Magnitude of a Vector
The magnitude of a vector, often referred to as its length or norm, gives us a measure of how long a vector is in a geometrical sense. For any vector \( \mathbf{v} = \langle a, b \rangle \), the magnitude is calculated using the formula:
  • \( ||\mathbf{v}|| = \sqrt{a^2 + b^2} \)
In the given problem, with the vector \( \mathbf{v} = \langle 2, -1 \rangle \), the magnitude is:
\( ||\mathbf{v}|| = \sqrt{2^2 + (-1)^2} = \sqrt{4 + 1} = \sqrt{5} \).
This result, \( \sqrt{5} \), represents the length of vector \( \mathbf{v} \) in the two-dimensional space. Understanding the magnitude is essential for calculations involving the normalization of vectors and the projection of one vector onto another, as it determines the scale of projection.
Orthogonal Vectors
Orthogonal vectors are vectors that meet at right angles, meaning they are perpendicular to each other. Two vectors \( \mathbf{u} \) and \( \mathbf{v} \) are orthogonal if their dot product is zero:
  • \( \mathbf{u} \cdot \mathbf{v} = 0 \)

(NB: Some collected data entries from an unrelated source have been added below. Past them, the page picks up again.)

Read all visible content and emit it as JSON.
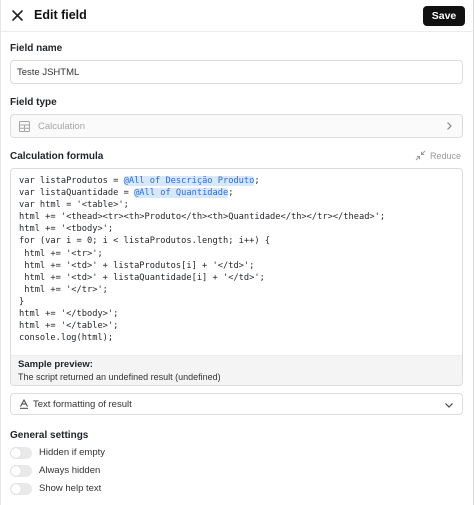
{
  "header": {
    "title": "Edit field",
    "save_label": "Save"
  },
  "field_name": {
    "label": "Field name",
    "value": "Teste JSHTML"
  },
  "field_type": {
    "label": "Field type",
    "value": "Calculation"
  },
  "formula": {
    "label": "Calculation formula",
    "reduce_label": "Reduce",
    "lines": [
      [
        {
          "t": "var listaProdutos = "
        },
        {
          "t": "@All of Descrição Produto",
          "ref": true
        },
        {
          "t": ";"
        }
      ],
      [
        {
          "t": "var listaQuantidade = "
        },
        {
          "t": "@All of Quantidade",
          "ref": true
        },
        {
          "t": ";"
        }
      ],
      [
        {
          "t": "var html = '<table>';"
        }
      ],
      [
        {
          "t": "html += '<thead><tr><th>Produto</th><th>Quantidade</th></tr></thead>';"
        }
      ],
      [
        {
          "t": "html += '<tbody>';"
        }
      ],
      [
        {
          "t": "for (var i = 0; i < listaProdutos.length; i++) {"
        }
      ],
      [
        {
          "t": " html += '<tr>';"
        }
      ],
      [
        {
          "t": " html += '<td>' + listaProdutos[i] + '</td>';"
        }
      ],
      [
        {
          "t": " html += '<td>' + listaQuantidade[i] + '</td>';"
        }
      ],
      [
        {
          "t": " html += '</tr>';"
        }
      ],
      [
        {
          "t": "}"
        }
      ],
      [
        {
          "t": "html += '</tbody>';"
        }
      ],
      [
        {
          "t": "html += '</table>';"
        }
      ],
      [
        {
          "t": "console.log(html);"
        }
      ]
    ],
    "preview_title": "Sample preview:",
    "preview_text": "The script returned an undefined result (undefined)"
  },
  "text_format": {
    "label": "Text formatting of result"
  },
  "general": {
    "label": "General settings",
    "toggles": [
      {
        "label": "Hidden if empty",
        "on": false
      },
      {
        "label": "Always hidden",
        "on": false
      },
      {
        "label": "Show help text",
        "on": false
      }
    ]
  },
  "colors": {
    "accent": "#2c6ed6",
    "token_bg": "#d8e8fb",
    "save_bg": "#111111"
  },
  "icons": {
    "close": "close-icon",
    "type": "table-icon",
    "chevron_right": "chevron-right-icon",
    "reduce": "collapse-arrows-icon",
    "format": "text-format-icon",
    "chevron_down": "chevron-down-icon"
  }
}
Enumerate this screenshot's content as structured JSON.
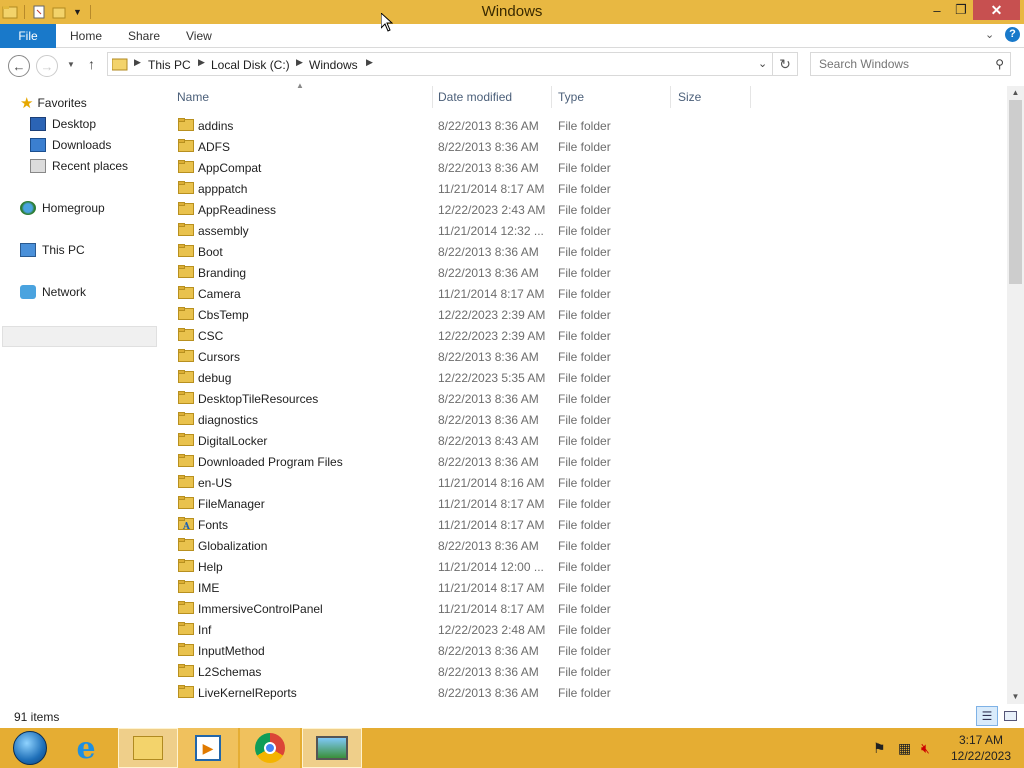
{
  "window": {
    "title": "Windows",
    "controls": {
      "minimize": "–",
      "maximize": "❐",
      "close": "✕"
    }
  },
  "ribbon": {
    "file_tab": "File",
    "tabs": [
      "Home",
      "Share",
      "View"
    ],
    "help": "?"
  },
  "address_bar": {
    "crumbs": [
      "This PC",
      "Local Disk (C:)",
      "Windows"
    ]
  },
  "search": {
    "placeholder": "Search Windows"
  },
  "nav_pane": {
    "favorites": "Favorites",
    "favorite_items": [
      "Desktop",
      "Downloads",
      "Recent places"
    ],
    "homegroup": "Homegroup",
    "this_pc": "This PC",
    "network": "Network"
  },
  "columns": {
    "name": "Name",
    "date": "Date modified",
    "type": "Type",
    "size": "Size"
  },
  "files": [
    {
      "name": "addins",
      "date": "8/22/2013 8:36 AM",
      "type": "File folder"
    },
    {
      "name": "ADFS",
      "date": "8/22/2013 8:36 AM",
      "type": "File folder"
    },
    {
      "name": "AppCompat",
      "date": "8/22/2013 8:36 AM",
      "type": "File folder"
    },
    {
      "name": "apppatch",
      "date": "11/21/2014 8:17 AM",
      "type": "File folder"
    },
    {
      "name": "AppReadiness",
      "date": "12/22/2023 2:43 AM",
      "type": "File folder"
    },
    {
      "name": "assembly",
      "date": "11/21/2014 12:32 ...",
      "type": "File folder"
    },
    {
      "name": "Boot",
      "date": "8/22/2013 8:36 AM",
      "type": "File folder"
    },
    {
      "name": "Branding",
      "date": "8/22/2013 8:36 AM",
      "type": "File folder"
    },
    {
      "name": "Camera",
      "date": "11/21/2014 8:17 AM",
      "type": "File folder"
    },
    {
      "name": "CbsTemp",
      "date": "12/22/2023 2:39 AM",
      "type": "File folder"
    },
    {
      "name": "CSC",
      "date": "12/22/2023 2:39 AM",
      "type": "File folder"
    },
    {
      "name": "Cursors",
      "date": "8/22/2013 8:36 AM",
      "type": "File folder"
    },
    {
      "name": "debug",
      "date": "12/22/2023 5:35 AM",
      "type": "File folder"
    },
    {
      "name": "DesktopTileResources",
      "date": "8/22/2013 8:36 AM",
      "type": "File folder"
    },
    {
      "name": "diagnostics",
      "date": "8/22/2013 8:36 AM",
      "type": "File folder"
    },
    {
      "name": "DigitalLocker",
      "date": "8/22/2013 8:43 AM",
      "type": "File folder"
    },
    {
      "name": "Downloaded Program Files",
      "date": "8/22/2013 8:36 AM",
      "type": "File folder"
    },
    {
      "name": "en-US",
      "date": "11/21/2014 8:16 AM",
      "type": "File folder"
    },
    {
      "name": "FileManager",
      "date": "11/21/2014 8:17 AM",
      "type": "File folder"
    },
    {
      "name": "Fonts",
      "date": "11/21/2014 8:17 AM",
      "type": "File folder",
      "icon": "fonts-folder-icon"
    },
    {
      "name": "Globalization",
      "date": "8/22/2013 8:36 AM",
      "type": "File folder"
    },
    {
      "name": "Help",
      "date": "11/21/2014 12:00 ...",
      "type": "File folder"
    },
    {
      "name": "IME",
      "date": "11/21/2014 8:17 AM",
      "type": "File folder"
    },
    {
      "name": "ImmersiveControlPanel",
      "date": "11/21/2014 8:17 AM",
      "type": "File folder"
    },
    {
      "name": "Inf",
      "date": "12/22/2023 2:48 AM",
      "type": "File folder"
    },
    {
      "name": "InputMethod",
      "date": "8/22/2013 8:36 AM",
      "type": "File folder"
    },
    {
      "name": "L2Schemas",
      "date": "8/22/2013 8:36 AM",
      "type": "File folder"
    },
    {
      "name": "LiveKernelReports",
      "date": "8/22/2013 8:36 AM",
      "type": "File folder"
    }
  ],
  "status": {
    "item_count": "91 items"
  },
  "taskbar": {
    "items": [
      "start-orb-icon",
      "internet-explorer-icon",
      "file-explorer-icon",
      "media-player-icon",
      "chrome-icon",
      "photo-viewer-icon"
    ],
    "time": "3:17 AM",
    "date": "12/22/2023"
  },
  "colors": {
    "titlebar": "#e8b842",
    "file_tab": "#1979ca",
    "taskbar": "#e5ad33",
    "folder": "#e9c24d",
    "close_button": "#c75050"
  }
}
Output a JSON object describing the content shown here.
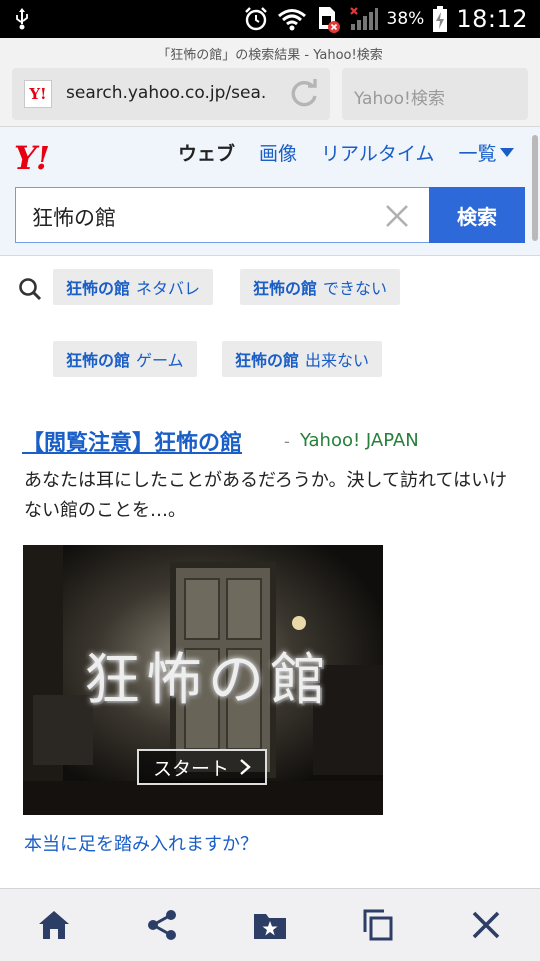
{
  "status_bar": {
    "battery": "38%",
    "time": "18:12"
  },
  "browser": {
    "page_title": "「狂怖の館」の検索結果 - Yahoo!検索",
    "url": "search.yahoo.co.jp/sea.",
    "search_placeholder": "Yahoo!検索",
    "favicon_text": "Y!"
  },
  "yahoo": {
    "logo": "Y!",
    "tabs": [
      {
        "label": "ウェブ",
        "active": true
      },
      {
        "label": "画像",
        "active": false
      },
      {
        "label": "リアルタイム",
        "active": false
      },
      {
        "label": "一覧",
        "active": false
      }
    ],
    "query": "狂怖の館",
    "search_button": "検索"
  },
  "suggestions": [
    {
      "bold": "狂怖の館",
      "rest": "ネタバレ"
    },
    {
      "bold": "狂怖の館",
      "rest": "できない"
    },
    {
      "bold": "狂怖の館",
      "rest": "ゲーム"
    },
    {
      "bold": "狂怖の館",
      "rest": "出来ない"
    }
  ],
  "result": {
    "title": "【閲覧注意】狂怖の館",
    "separator": "-",
    "site": "Yahoo! JAPAN",
    "description": "あなたは耳にしたことがあるだろうか。決して訪れてはいけない館のことを…。",
    "banner_title": "狂怖の館",
    "banner_button": "スタート",
    "link_text": "本当に足を踏み入れますか？"
  },
  "colors": {
    "yahoo_red": "#e60012",
    "link_blue": "#1a5ec7",
    "site_green": "#27803a",
    "search_button": "#2d69d8",
    "toolbar_icon": "#2c3e66"
  },
  "toolbar_icons": [
    "home-icon",
    "share-icon",
    "bookmark-folder-icon",
    "tabs-icon",
    "close-icon"
  ]
}
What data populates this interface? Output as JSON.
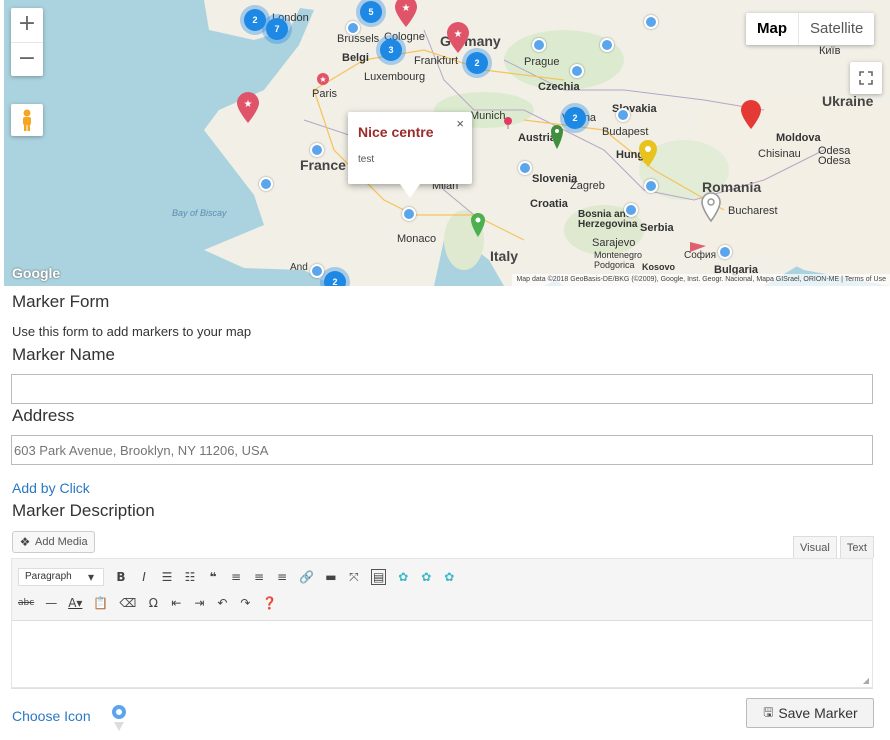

In this exercise, we learned to resolve vector \( \mathbf{u} \) into two components: \( \mathbf{u}_1 \), which is parallel to \( \mathbf{v} \), and \( \mathbf{u}_2 \), which is orthogonal to \( \mathbf{v} \).
Calculating \( \mathbf{u}_2 \) involved finding the difference between \( \mathbf{u} \) and \( \mathbf{u}_1 \), which we found using vector projection:
\( \mathbf{u}_2 = \langle 1, 1 \rangle - \langle \frac{2}{5}, -\frac{1}{5} \rangle = \langle \frac{3}{5}, \frac{6}{5} \rangle \).
This ensures that \( \mathbf{u}_2 \) is orthogonal to \( \mathbf{v} \). Recognizing and working with orthogonal vectors is vital in many areas of geometry and physics, particularly in simplifying complex vector tasks.